Bryon Butler wrote in an Official History published in 1991: “The FA’s early influence on the game at large was not dramatic or even widespread. Its membership was small and its authority and laws were often challenged and sometimes ignored. But its motives and ambitions were so honourably based that, like growing ripples on a still pond, its standing grew perceptibly. It was a period of high ideals and ready compromise”.
The move which probably did most to broaden the outlook of The FA and spread its influence over a wider field was made at a meeting at the office of The Sportsman newspaper on 20 July 1871. The announcement of the birth of ‘The Football Association Challenge Cup’ ran to just 29 words: “That it is desirable that a Challenge Cup should be established in connection with the Association for which all clubs belonging to the Association should be invited to compete”.
‘The Cup’ was the idea of one man. Charles Alcock, then 29, had been The FA’s secretary for just over a year when he had his vision of a national knockout tournament. He had remembered playing in an inter-house ‘sudden death’ competition during his schooldays at Harrow and his proposal was swiftly agreed.
The rules of the new competition were subsequently drafted and the entries of these 15 clubs were accepted: Barnes, Civil Service, Crystal Palace, Clapham Rovers, Hitchin, Maidenhead, Marlow, Queen’s Park (Glasgow), Donington Grammar School (Spalding), Hampstead Heathens, Harrow Chequers, Reigate Priory, Royal Engineers, Upton Park and Wanderers.
It was a disappointing entry, because The FA had 50 member clubs by that time. Apparently, many of them felt that competition would lead to unhealthy rivalry and even bitterness. The first Cup season turned out to be quite truncated with withdrawals and byes. Only 12 clubs actually played and there were just 13 matches in total but Wanderers beat Royal Engineers 1-0 before 2,000 spectators at Kennington Oval in a Final described by The Sporting Life as “a most pleasant contest”.
A match between ‘England’ and ‘Scotland’ was another good idea from Alcock. He wrote to The Glasgow Herald on 3 November 1870 to announce that such a fixture would be played at the Oval in 16 days’ time. “In Scotland, once essentially the land of football, there still should be a spark left of the old fire”, he said. ‘England’ won this unofficial international 1-0 and all the players, English and Scottish, lived in London.

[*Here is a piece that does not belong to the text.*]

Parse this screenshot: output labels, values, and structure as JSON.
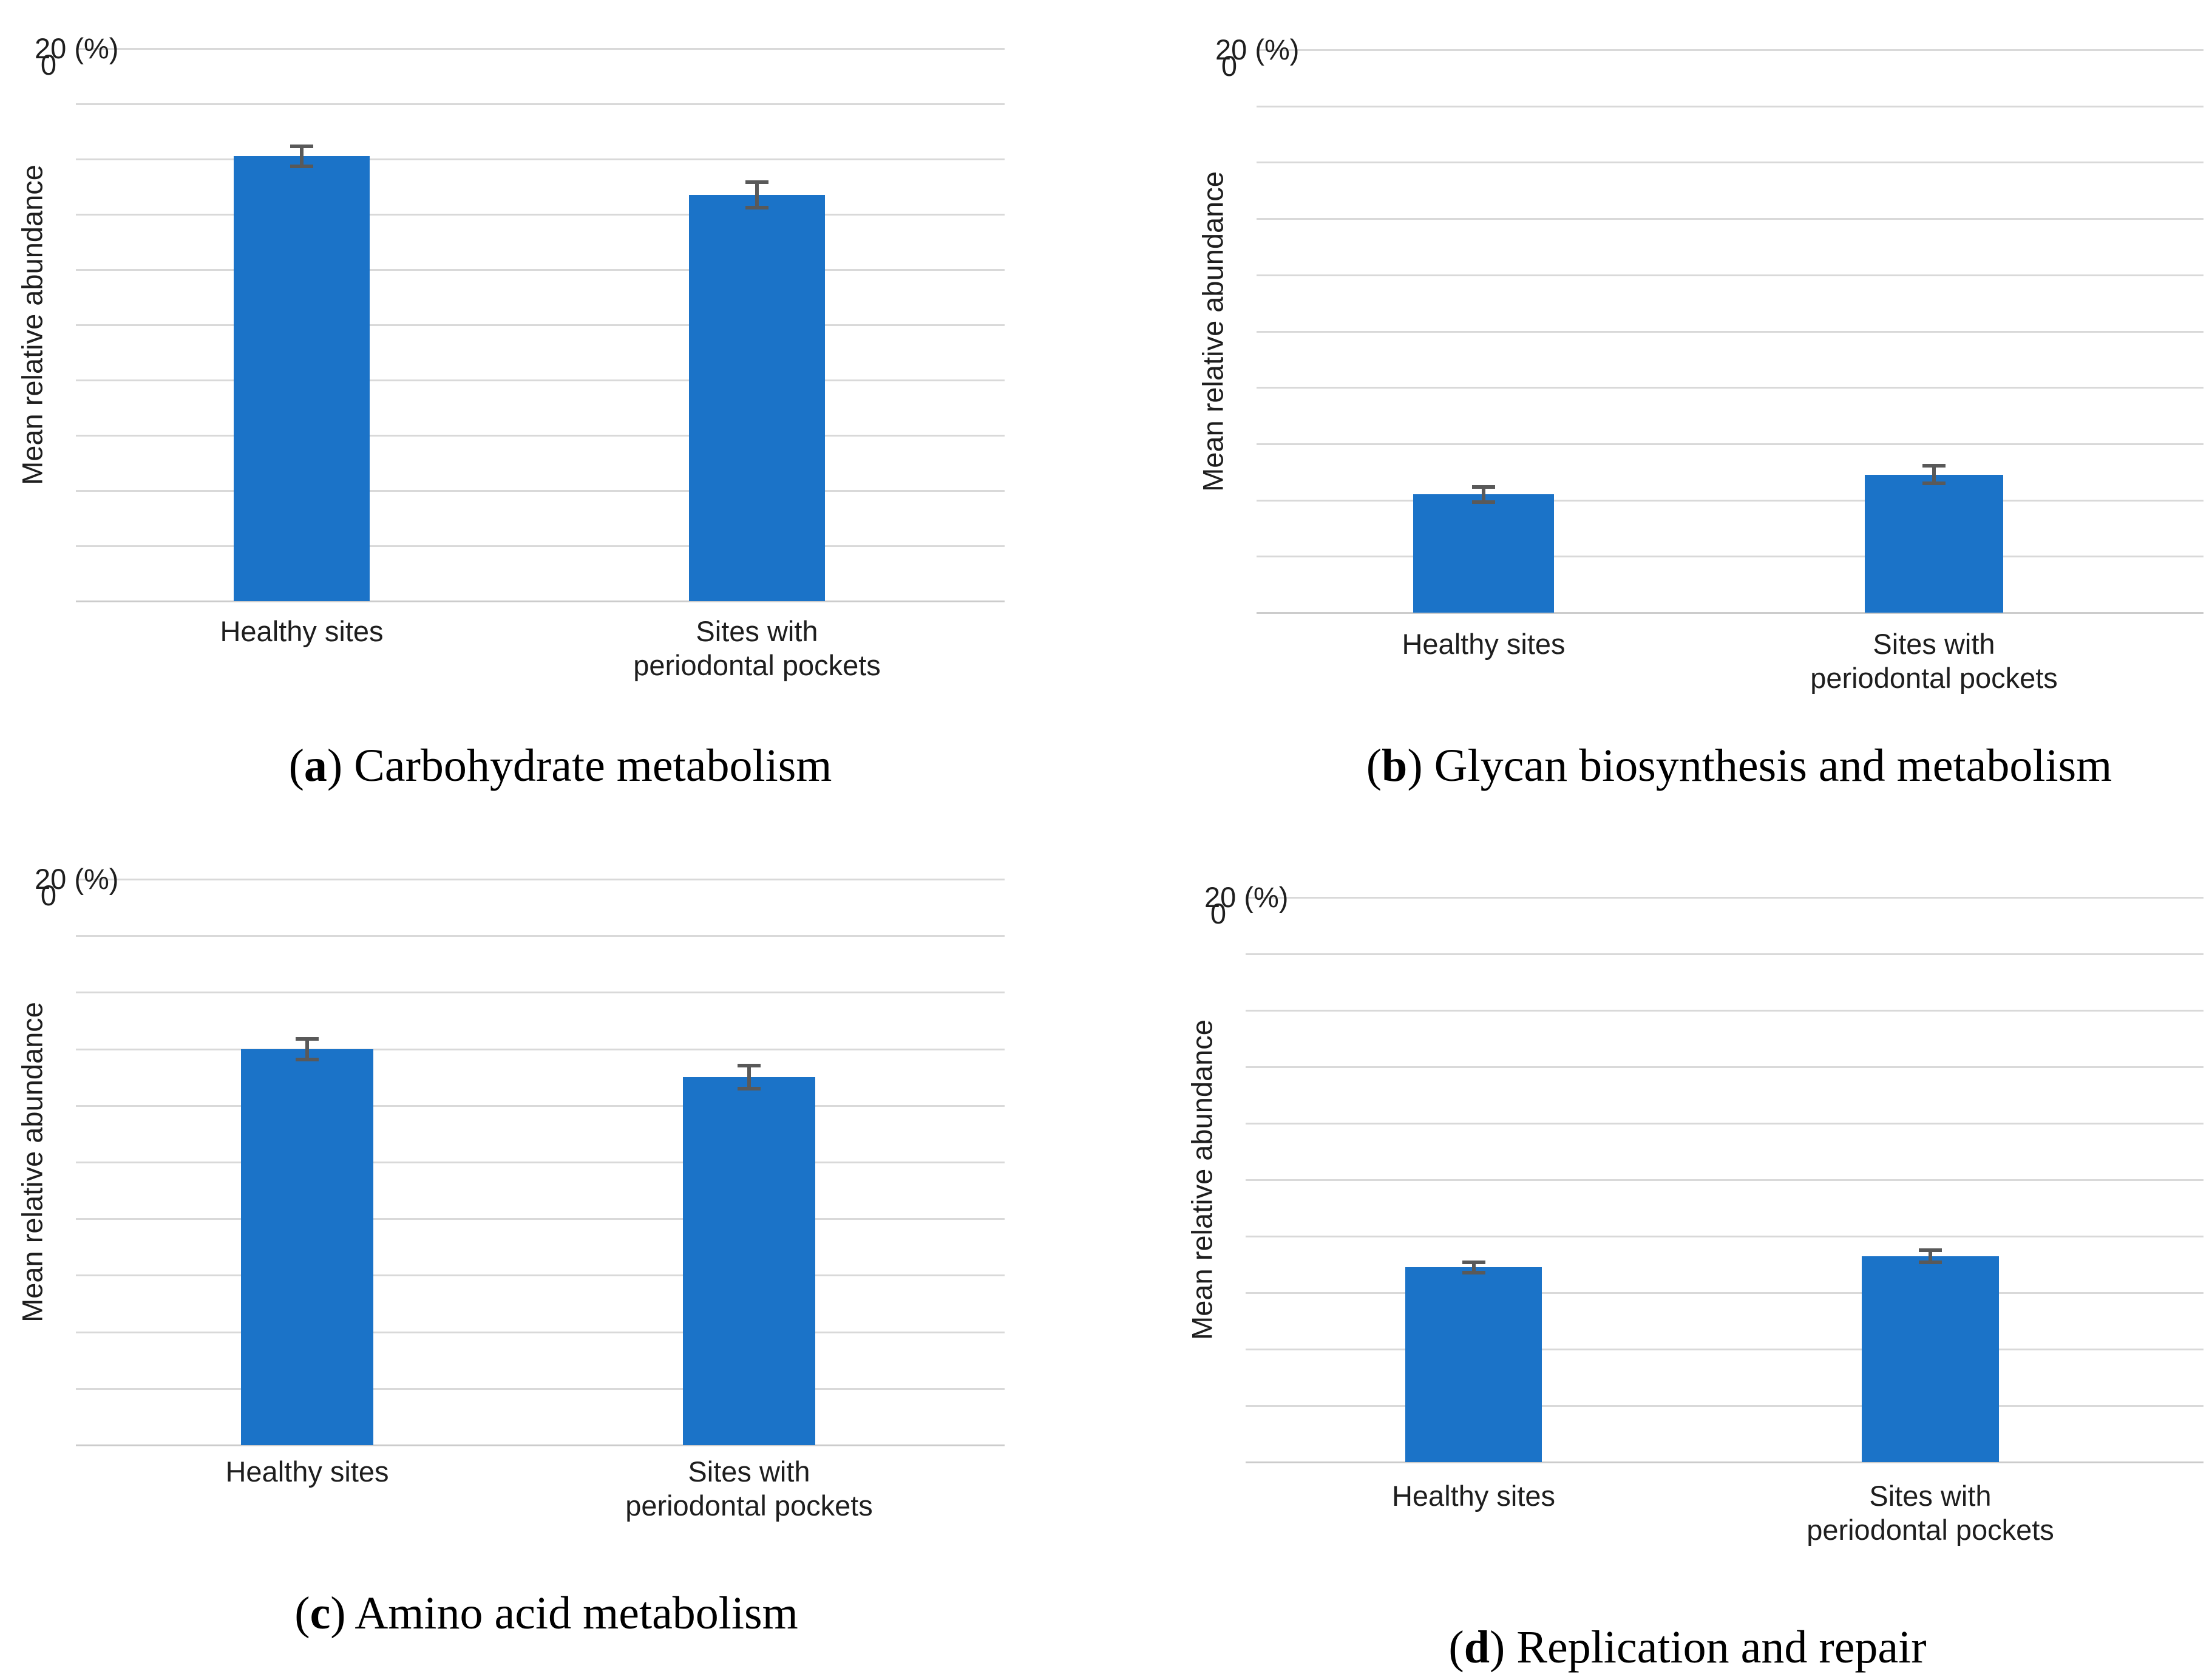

The Scottish FA hadn’t yet been formed but the Queen’s Park club agreed to organise the first official international between England and Scotland. It took place at Hamilton Crescent, the Partick home of the West of Scotland Cricket Club, on 30 November 1872. The admission fee, as it had been for the first Cup Final, was a shilling. A 4,000 crowd, including a good number of ladies, was present for a 0-0 draw that Bell’s Life saw as “one of the jolliest, one of the most spirited and most pleasant matches that have ever been played according to Association rules”.
County and District Associations, charged with fostering the game and organising clubs in their own areas, sprang into life all over the country between 1875 and 1885. They ran their own Cup competitions, inspired enthusiasm and provided the framework for hundreds of new teams. The FA was now truly a national body.